Decorated Roman lead coffins found in quarry

Archaeologists excavating a quarry in Surrey have unearthed two Roman-era lead coffins. Lead coffins are rare — only a few hundred have ever been discovered in Britain — and these are even rarer that usual because they are decorated.

The coffins formed part of a group of burials that lay within a small L-shaped cemetery enclosure. Aligned east to west, the caskets were each of similar size, measuring 1.9m long by 0.45m wide and 0.36m high [6’3″ x 1’6″ x 1’2″]. Staining of the soil within the grave fill suggests that they may have originally been encased in larger wooden coffins – something that ongoing scientific analysis is hoped to confirm.

Both coffins were made from soldered sheets of cast lead, and their lids were decorated with images of scallop shells set within triangles and rectangles formed from beaded straps. Scallop motifs are common decorations on the lids of Roman lead coffins, particularly on those found in the Thames Valley area. It is believed that they were associated with the Roman idea of the journey to the underworld, but in the Romano-Celtic culture, it may also refer to fertility and rebirth.

The remains they contain are not in good condition. The coffins’ lids collapsed over time and sand filled the space. The skeletal remains that have survived indicate one of the coffins contained an adult and an infant less than six months old. The other coffin contained an adult.

The Wessex Archaeology team has discovered four more burials in the quarry. They didn’t have lead coffins, but they did have wood ones. Some remnants of the wood from the coffins were found in three of the four graves. Iron nails survive from the fourth coffin which has disintegrated.

8 thoughts on “Decorated Roman lead coffins found in quarry

  1. It’s interesting that lead was cheap enough for this to be practical. I suppose the lead-miners would often be slaves.

    Pity the coffin-bearers, though.

    What would be the logic of using a lead coffin? Some aspect of their religious beliefs?

  2. Yes, more precise dating and particularly the ‘decoration’ of those ‘decorated coffins’ would be nice to have. To let slaves do all kinds of mining is what I would expect from a Roman. The material might be lead (327,5 °C), tin (231,9 °C) or a lead-tin bronze (with 50–90 percent of lead 183 °C only, less poisonous, and -like silver- available in the ‘tin islands’). Lead was used e.g. for piping, and calcic their water became a bit less deadly.

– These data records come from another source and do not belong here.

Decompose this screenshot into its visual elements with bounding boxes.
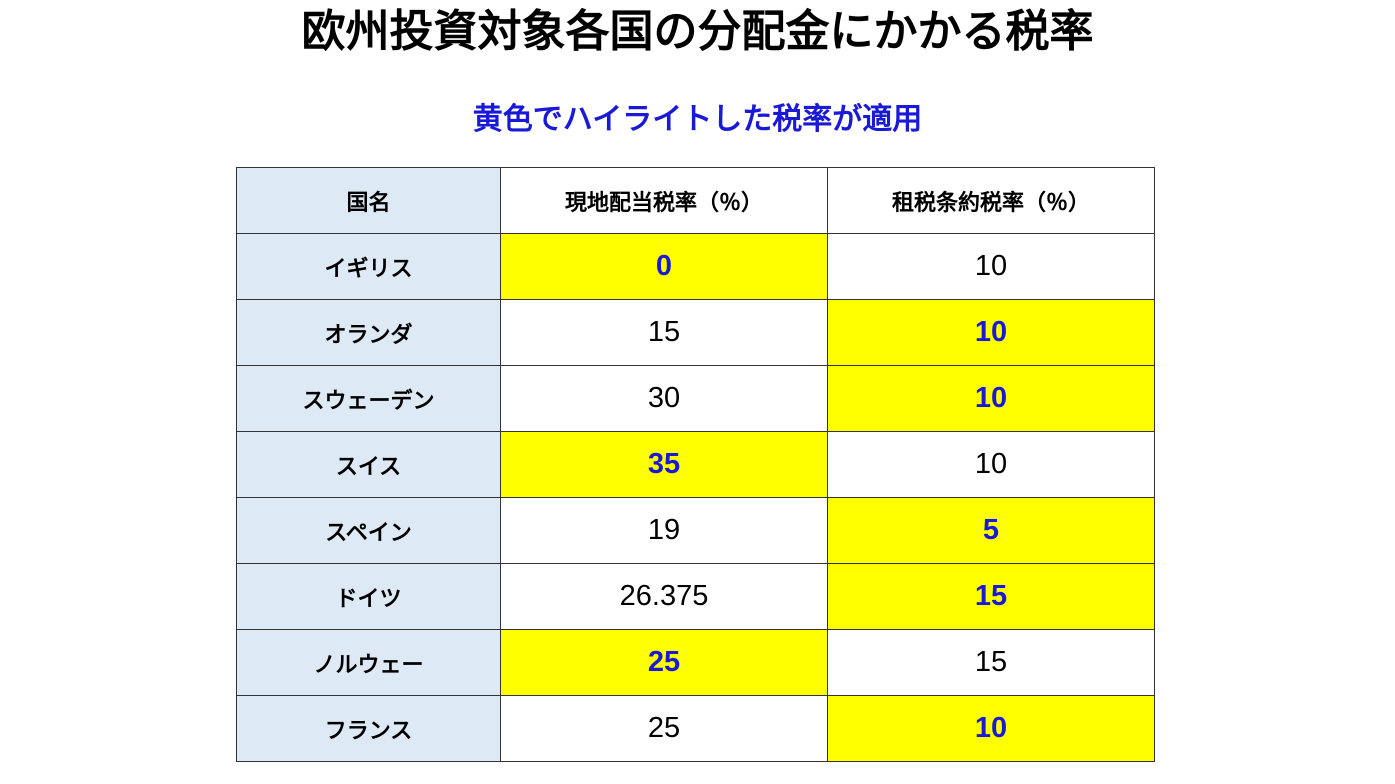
header-country: 国名 [236,167,501,234]
tax-rate-table: 国名 現地配当税率（％） 租税条約税率（％） イギリス 0 10 オランダ 15… [236,167,1155,762]
local-rate-cell: 26.375 [500,563,828,630]
local-rate-cell: 35 [500,431,828,498]
table-row: ノルウェー 25 15 [236,629,1155,696]
treaty-rate-cell: 5 [827,497,1155,564]
local-rate-cell: 30 [500,365,828,432]
local-rate-cell: 25 [500,629,828,696]
local-rate-cell: 25 [500,695,828,762]
table-row: スウェーデン 30 10 [236,365,1155,432]
country-cell: ノルウェー [236,629,501,696]
country-cell: フランス [236,695,501,762]
country-cell: オランダ [236,299,501,366]
country-cell: ドイツ [236,563,501,630]
table-row: オランダ 15 10 [236,299,1155,366]
treaty-rate-cell: 10 [827,431,1155,498]
treaty-rate-cell: 10 [827,695,1155,762]
treaty-rate-cell: 10 [827,299,1155,366]
country-cell: イギリス [236,233,501,300]
table-row: イギリス 0 10 [236,233,1155,300]
table-row: ドイツ 26.375 15 [236,563,1155,630]
treaty-rate-cell: 15 [827,629,1155,696]
table-header-row: 国名 現地配当税率（％） 租税条約税率（％） [236,167,1155,234]
country-cell: スペイン [236,497,501,564]
table-row: スイス 35 10 [236,431,1155,498]
table-row: スペイン 19 5 [236,497,1155,564]
country-cell: スイス [236,431,501,498]
header-treaty-rate: 租税条約税率（％） [827,167,1155,234]
page-subtitle: 黄色でハイライトした税率が適用 [472,102,923,137]
treaty-rate-cell: 15 [827,563,1155,630]
local-rate-cell: 19 [500,497,828,564]
treaty-rate-cell: 10 [827,233,1155,300]
header-local-rate: 現地配当税率（％） [500,167,828,234]
page-title: 欧州投資対象各国の分配金にかかる税率 [301,6,1094,57]
treaty-rate-cell: 10 [827,365,1155,432]
table-row: フランス 25 10 [236,695,1155,762]
country-cell: スウェーデン [236,365,501,432]
local-rate-cell: 0 [500,233,828,300]
local-rate-cell: 15 [500,299,828,366]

    Curse tablets (κατάδεσμος!) were pieces of lead and ‘Molybdomancy’ (μόλυβδος=lead, i.e. ‘Pb’ and not ‘Mo’) was not unheard of. The lead can also assist in preserving organic material. In contrast to a ‘sarcophagus’ (the flesh is ‘eaten’), it would be ‘tinned’, or in this case ‘lead-conserved’. There are videos available of ‘St. Bees Man’ (Anthony de Lucy, 3rd Baron Lucy, tinned in what in 1368 was Prussia or in Lithuania).